In 1969, Parks turned to filmmaking. His semi-autobiographical debut, The Learning Tree, adapted from his own novel, made him one of the first African Americans to write and direct a major Hollywood feature. Two years later, he directed Shaft (1971), a landmark film that ignited the Blaxploitation genre and turned Richard Roundtree into a cultural icon. The film’s commercial success — and its unforgettable theme by Isaac Hayes — demonstrated that Black stories could command mainstream audiences. Parks followed it with Shaft’s Big Score! in 1972 and continued to direct and produce into the 1980s.

But Parks was never content to be defined by a single medium. He composed symphonies, concertos, and sonatas, including the ballet Martin, a tribute to Martin Luther King Jr. He wrote novels — The Learning Tree, Shannon, and others — as well as volumes of poetry and several memoirs, among them A Choice of Weapons, Voices in the Mirror, and A Hungry Heart. Each book returned to the same essential themes: the struggle against injustice, the redemptive power of art, and the stubborn belief that beauty and truth were weapons more potent than hatred.

Gordon Parks died on March 7, 2006, in New York City, at the age of ninety-three. By then he had been honoured with more than fifty honorary degrees, the National Medal of Arts, and retrospectives at institutions including the Corcoran Gallery of Art and the International Center of Photography. His legacy endures not only in the images he made but in the example he set: a man who rose from desperate poverty with no formal education and fashioned himself, through sheer will and unrelenting vision, into one of the most versatile and consequential American artists of the twentieth century. He proved, as he always said, that the camera was a choice of weapons — and he wielded it with a mastery that changed the way the world saw itself.
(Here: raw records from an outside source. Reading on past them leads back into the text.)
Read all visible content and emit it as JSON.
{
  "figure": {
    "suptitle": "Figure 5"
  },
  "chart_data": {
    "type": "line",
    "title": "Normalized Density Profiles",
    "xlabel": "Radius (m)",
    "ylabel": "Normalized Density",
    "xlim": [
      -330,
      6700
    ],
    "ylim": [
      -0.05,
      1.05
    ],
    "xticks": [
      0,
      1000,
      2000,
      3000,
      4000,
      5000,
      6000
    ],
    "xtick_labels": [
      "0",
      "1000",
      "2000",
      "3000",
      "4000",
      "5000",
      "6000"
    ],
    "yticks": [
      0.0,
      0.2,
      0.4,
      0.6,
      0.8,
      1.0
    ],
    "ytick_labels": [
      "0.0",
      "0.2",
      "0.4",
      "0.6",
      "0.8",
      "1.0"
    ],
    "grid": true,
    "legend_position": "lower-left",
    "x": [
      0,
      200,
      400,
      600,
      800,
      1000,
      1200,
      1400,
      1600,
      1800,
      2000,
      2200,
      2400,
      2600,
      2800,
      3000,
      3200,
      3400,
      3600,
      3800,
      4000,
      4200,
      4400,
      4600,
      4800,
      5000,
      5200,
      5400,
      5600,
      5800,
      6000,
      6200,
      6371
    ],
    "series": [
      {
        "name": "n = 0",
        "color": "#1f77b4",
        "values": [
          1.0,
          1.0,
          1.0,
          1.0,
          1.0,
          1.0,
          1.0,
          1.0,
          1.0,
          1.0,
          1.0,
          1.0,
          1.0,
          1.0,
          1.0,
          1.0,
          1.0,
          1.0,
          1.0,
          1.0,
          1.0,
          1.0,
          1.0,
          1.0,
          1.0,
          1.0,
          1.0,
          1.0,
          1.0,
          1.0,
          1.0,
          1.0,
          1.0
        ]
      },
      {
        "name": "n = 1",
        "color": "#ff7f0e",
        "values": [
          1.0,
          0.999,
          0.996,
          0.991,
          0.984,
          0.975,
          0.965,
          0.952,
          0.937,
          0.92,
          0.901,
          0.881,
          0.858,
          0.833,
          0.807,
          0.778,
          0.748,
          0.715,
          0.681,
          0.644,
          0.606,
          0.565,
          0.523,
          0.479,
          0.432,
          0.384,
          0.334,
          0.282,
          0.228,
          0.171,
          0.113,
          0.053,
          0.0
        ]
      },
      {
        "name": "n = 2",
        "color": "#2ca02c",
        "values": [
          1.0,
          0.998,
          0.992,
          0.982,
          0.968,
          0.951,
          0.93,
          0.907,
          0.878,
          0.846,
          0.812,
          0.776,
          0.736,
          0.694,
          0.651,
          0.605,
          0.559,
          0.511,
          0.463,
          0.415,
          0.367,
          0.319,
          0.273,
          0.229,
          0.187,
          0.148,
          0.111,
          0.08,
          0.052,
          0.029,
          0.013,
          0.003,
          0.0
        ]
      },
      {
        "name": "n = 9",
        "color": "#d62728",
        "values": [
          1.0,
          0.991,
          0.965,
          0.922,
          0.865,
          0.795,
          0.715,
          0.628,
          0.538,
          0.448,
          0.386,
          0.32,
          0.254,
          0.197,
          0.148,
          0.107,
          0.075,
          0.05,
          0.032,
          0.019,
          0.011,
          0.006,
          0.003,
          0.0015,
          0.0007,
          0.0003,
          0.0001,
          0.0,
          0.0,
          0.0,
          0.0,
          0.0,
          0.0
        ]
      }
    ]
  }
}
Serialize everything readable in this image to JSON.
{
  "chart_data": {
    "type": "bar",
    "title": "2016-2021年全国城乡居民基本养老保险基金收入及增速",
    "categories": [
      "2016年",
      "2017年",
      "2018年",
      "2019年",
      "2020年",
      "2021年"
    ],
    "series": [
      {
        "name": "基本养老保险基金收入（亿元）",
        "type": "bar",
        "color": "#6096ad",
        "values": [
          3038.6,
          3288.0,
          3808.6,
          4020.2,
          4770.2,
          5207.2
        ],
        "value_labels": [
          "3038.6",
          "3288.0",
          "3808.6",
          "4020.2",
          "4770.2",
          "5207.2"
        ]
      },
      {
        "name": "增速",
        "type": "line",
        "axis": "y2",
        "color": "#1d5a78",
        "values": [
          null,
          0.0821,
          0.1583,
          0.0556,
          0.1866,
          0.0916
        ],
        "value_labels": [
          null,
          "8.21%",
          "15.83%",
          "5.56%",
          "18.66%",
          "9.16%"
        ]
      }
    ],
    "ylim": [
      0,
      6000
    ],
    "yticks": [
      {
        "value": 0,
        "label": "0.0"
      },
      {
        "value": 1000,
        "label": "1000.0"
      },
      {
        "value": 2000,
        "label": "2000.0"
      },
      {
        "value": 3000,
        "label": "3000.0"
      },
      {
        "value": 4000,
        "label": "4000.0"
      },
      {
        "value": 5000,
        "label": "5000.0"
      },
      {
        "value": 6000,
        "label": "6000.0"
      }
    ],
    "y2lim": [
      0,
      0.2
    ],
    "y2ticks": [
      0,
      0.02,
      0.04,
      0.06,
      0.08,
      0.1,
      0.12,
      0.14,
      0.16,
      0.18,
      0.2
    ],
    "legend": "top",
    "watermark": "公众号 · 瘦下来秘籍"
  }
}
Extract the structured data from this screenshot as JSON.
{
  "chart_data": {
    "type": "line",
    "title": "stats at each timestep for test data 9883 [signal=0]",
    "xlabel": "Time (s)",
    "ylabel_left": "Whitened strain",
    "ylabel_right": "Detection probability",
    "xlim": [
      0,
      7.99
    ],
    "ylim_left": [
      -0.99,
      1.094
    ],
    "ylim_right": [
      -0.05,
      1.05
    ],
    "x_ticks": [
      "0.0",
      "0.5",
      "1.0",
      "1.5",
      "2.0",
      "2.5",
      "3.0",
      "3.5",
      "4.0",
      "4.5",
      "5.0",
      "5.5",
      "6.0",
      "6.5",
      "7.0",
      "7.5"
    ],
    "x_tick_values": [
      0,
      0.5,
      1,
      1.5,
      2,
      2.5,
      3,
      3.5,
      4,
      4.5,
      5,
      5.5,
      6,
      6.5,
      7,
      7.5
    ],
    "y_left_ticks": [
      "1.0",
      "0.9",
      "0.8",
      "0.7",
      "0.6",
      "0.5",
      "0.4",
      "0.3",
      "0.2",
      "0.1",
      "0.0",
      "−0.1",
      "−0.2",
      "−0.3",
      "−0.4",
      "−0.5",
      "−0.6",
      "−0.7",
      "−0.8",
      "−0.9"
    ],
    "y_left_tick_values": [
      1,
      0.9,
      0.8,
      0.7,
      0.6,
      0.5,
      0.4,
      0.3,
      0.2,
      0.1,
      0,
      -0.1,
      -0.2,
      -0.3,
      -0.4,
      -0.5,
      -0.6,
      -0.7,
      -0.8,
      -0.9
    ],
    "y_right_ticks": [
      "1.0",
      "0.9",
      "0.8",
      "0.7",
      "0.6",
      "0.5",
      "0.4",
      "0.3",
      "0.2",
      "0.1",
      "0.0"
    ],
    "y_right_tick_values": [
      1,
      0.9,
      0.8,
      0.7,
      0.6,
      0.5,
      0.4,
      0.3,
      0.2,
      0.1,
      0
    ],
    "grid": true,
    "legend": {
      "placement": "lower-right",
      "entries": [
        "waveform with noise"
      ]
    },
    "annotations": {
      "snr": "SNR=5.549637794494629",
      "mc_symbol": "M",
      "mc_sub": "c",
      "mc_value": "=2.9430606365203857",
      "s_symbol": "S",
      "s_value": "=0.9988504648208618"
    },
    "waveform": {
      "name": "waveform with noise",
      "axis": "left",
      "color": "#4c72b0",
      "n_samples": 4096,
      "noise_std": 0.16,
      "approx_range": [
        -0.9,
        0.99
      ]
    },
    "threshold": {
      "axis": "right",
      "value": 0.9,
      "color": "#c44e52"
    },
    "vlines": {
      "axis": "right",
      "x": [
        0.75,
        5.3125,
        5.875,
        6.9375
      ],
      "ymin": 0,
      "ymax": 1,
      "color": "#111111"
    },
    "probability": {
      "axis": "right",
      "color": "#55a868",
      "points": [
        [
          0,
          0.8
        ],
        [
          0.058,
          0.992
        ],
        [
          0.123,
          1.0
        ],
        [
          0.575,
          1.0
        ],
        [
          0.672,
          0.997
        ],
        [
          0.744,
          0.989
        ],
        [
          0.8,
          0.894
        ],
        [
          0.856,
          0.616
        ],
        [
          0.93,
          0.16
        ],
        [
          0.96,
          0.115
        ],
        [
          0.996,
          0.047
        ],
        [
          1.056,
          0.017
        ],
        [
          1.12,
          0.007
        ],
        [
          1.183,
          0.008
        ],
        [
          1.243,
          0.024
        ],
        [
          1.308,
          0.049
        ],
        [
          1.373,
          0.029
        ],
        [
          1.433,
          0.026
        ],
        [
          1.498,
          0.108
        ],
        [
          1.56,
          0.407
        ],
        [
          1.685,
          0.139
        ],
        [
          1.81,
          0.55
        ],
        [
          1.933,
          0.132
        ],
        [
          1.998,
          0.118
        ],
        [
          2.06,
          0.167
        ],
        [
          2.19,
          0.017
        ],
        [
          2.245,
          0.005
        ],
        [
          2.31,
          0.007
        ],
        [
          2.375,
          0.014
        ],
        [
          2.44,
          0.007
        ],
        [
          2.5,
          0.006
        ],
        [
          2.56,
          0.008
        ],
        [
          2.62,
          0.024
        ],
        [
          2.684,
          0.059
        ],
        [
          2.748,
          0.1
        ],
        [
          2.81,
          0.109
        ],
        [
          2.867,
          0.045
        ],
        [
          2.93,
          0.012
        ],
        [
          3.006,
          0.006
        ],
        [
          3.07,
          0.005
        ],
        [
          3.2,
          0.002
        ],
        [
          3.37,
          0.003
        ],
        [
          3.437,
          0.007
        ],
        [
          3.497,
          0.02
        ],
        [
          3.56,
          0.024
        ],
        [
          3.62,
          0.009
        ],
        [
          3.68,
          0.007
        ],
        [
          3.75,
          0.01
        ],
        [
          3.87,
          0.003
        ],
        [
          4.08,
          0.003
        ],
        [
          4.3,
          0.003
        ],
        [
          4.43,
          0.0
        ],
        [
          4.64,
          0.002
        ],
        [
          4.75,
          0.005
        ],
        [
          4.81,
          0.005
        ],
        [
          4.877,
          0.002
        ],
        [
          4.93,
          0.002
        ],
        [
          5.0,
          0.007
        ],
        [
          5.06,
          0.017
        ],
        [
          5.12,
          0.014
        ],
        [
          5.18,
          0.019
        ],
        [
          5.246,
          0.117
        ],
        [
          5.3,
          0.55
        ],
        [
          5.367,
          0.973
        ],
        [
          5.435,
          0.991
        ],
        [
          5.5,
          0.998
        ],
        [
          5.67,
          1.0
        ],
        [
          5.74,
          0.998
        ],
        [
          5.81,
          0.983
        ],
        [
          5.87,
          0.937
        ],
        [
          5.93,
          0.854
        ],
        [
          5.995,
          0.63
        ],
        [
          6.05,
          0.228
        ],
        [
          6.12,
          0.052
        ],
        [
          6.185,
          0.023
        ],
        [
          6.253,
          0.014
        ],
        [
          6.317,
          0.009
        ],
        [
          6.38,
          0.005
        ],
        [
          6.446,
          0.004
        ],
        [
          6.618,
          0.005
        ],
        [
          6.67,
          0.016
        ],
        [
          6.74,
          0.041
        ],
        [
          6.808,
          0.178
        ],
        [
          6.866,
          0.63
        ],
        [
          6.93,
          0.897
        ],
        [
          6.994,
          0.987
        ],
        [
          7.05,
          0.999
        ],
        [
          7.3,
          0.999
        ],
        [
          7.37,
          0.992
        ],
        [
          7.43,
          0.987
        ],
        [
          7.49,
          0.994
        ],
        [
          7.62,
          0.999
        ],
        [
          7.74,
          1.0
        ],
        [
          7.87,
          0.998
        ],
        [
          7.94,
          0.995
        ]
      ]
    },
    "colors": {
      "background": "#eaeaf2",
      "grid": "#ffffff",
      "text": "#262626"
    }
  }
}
I saw that the camera could be a weapon against poverty, against racism, against all sorts of social wrongs. I knew at that point I had to have a camera. Gordon Parks
Key Works

Defining Works


American Gothic

1942

A portrait of cleaning woman Ella Watson standing before the American flag with her mop and broom, echoing Grant Wood's painting and exposing the gap between American ideals and the reality of racial inequality.

The Atmosphere of Crime

1957

A groundbreaking photo-essay for Life magazine that immersed Parks in the world of organised crime, gang violence, and urban poverty, demonstrating his ability to gain intimate access to closed worlds.

Shaft

1971

Parks's directorial debut, a landmark Blaxploitation film that made him one of the first major African American directors in Hollywood and generated a cultural phenomenon.

Career

Selected Timeline


1912

Born in Fort Scott, Kansas, the youngest of fifteen children in a segregated community.

1928

Orphaned at fifteen. Moves to Minnesota and survives through odd jobs.

1937

Buys his first camera at a pawnshop in Seattle after seeing FSA photographs in a magazine.

1942

Joins the Farm Security Administration under Roy Stryker. Creates American Gothic, his most iconic photograph.

1948

Becomes the first Black staff photographer at Life magazine, where he will work for over two decades.

1952

Photographs Harlem gang leader Red Jackson for Life, establishing a template for immersive, empathetic photojournalism.

1961

Travels to Rio de Janeiro for Life to document the favelas, producing the renowned essay on the boy Flavio da Silva.

1971

Directs Shaft, becoming one of the first major African American Hollywood directors and creating a cultural landmark.

1988

Publishes his autobiography and retrospective collections, cementing his legacy across photography, film, literature, and music.

2006

Dies in New York City at the age of ninety-three, recognised as one of the most versatile and consequential American artists of the twentieth century.